Independent book shop in Victoria, British Columbia, Canada

Munro's Books is a large independent bookstore in Victoria, British Columbia, Canada, located in a landmark heritage building on Government Street. It was founded in 1963 by Jim Munro and his then-wife Alice. Since Jim's retirement in 2014, the store has had no connection to the Munro family. The store celebrated its 50th anniversary in September 2013.

Since 1984, the store has been located in downtown Victoria in the neo-classical Royal Bank Building with a 24 ft coffered ceiling, designed in 1909 for the Royal Bank of Canada by architect Thomas Hooper. Munro's Books has been described by journalist Allan Fotheringham as "the most magnificent bookstore in Canada, possibly in North America."

The store was founded in 1963 by Jim Munro and his first wife, Alice Munro, the 2013 Nobel Prize-winning short-story writer. At the start, its stock was mostly paperbacks.
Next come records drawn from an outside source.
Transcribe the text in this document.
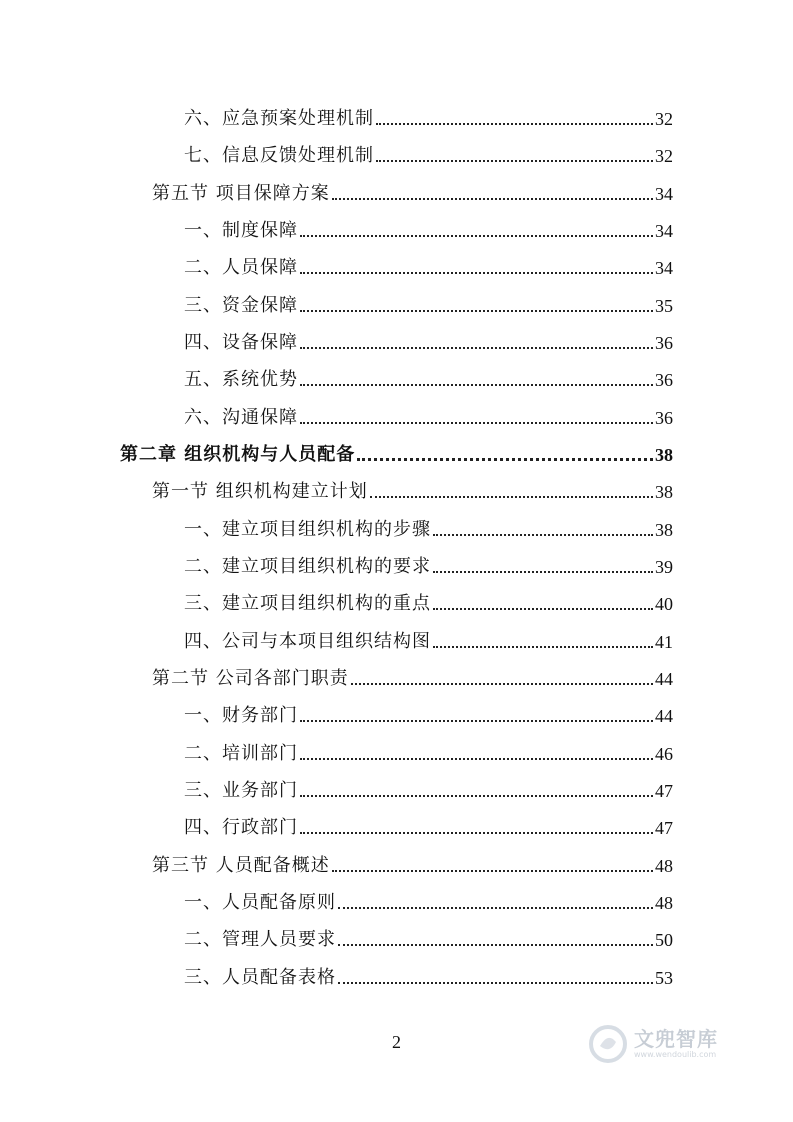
六、应急预案处理机制	32
七、信息反馈处理机制	32
第五节 项目保障方案	34
一、制度保障	34
二、人员保障	34
三、资金保障	35
四、设备保障	36
五、系统优势	36
六、沟通保障	36
第二章 组织机构与人员配备	38
第一节 组织机构建立计划	38
一、建立项目组织机构的步骤	38
二、建立项目组织机构的要求	39
三、建立项目组织机构的重点	40
四、公司与本项目组织结构图	41
第二节 公司各部门职责	44
一、财务部门	44
二、培训部门	46
三、业务部门	47
四、行政部门	47
第三节 人员配备概述	48
一、人员配备原则	48
二、管理人员要求	50
三、人员配备表格	53
2	文兜智库
www.wendoulib.com
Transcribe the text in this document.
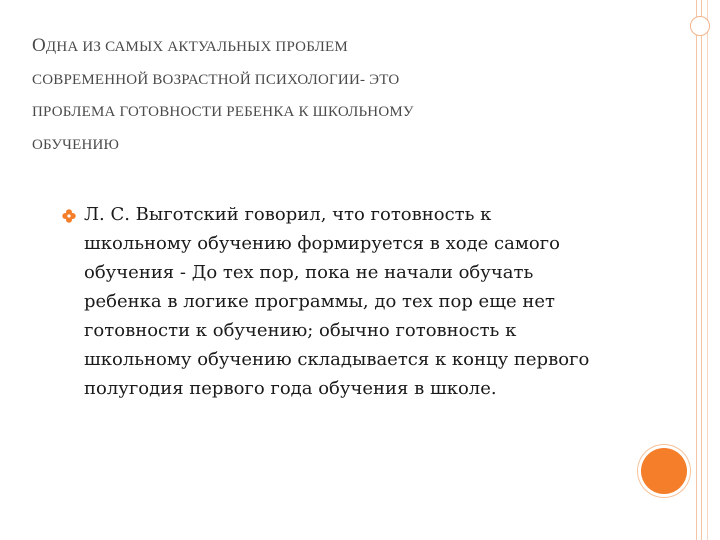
ОДНА ИЗ САМЫХ АКТУАЛЬНЫХ ПРОБЛЕМ
СОВРЕМЕННОЙ ВОЗРАСТНОЙ ПСИХОЛОГИИ- ЭТО
ПРОБЛЕМА ГОТОВНОСТИ РЕБЕНКА К ШКОЛЬНОМУ
ОБУЧЕНИЮ

Л. С. Выготский говорил, что готовность к школьному обучению формируется в ходе самого обучения - До тех пор, пока не начали обучать ребенка в логике программы, до тех пор еще нет готовности к обучению; обычно готовность к школьному обучению складывается к концу первого полугодия первого года обучения в школе.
According to Jim Munro, Alice Munro began to write after reading some of the bookstore's stock and deciding angrily that "I can write better books than this," however, Alice had her first story published 13 years before the bookstore opened, in 1950. Although Alice Munro did not have any relation to the bookstore for decades, the store still received fan and press calls asking for her.

Textile artist Carole Sabiston, Jim Munro's second wife, created the tapestries that decorate the bookstore.

The store management issued a statement in support of Alice and Jim Munro's daughter Andrea Skinner shortly after the publication of the story in major North American newspapers that Alice Munro's second husband had abused Munro's daughter.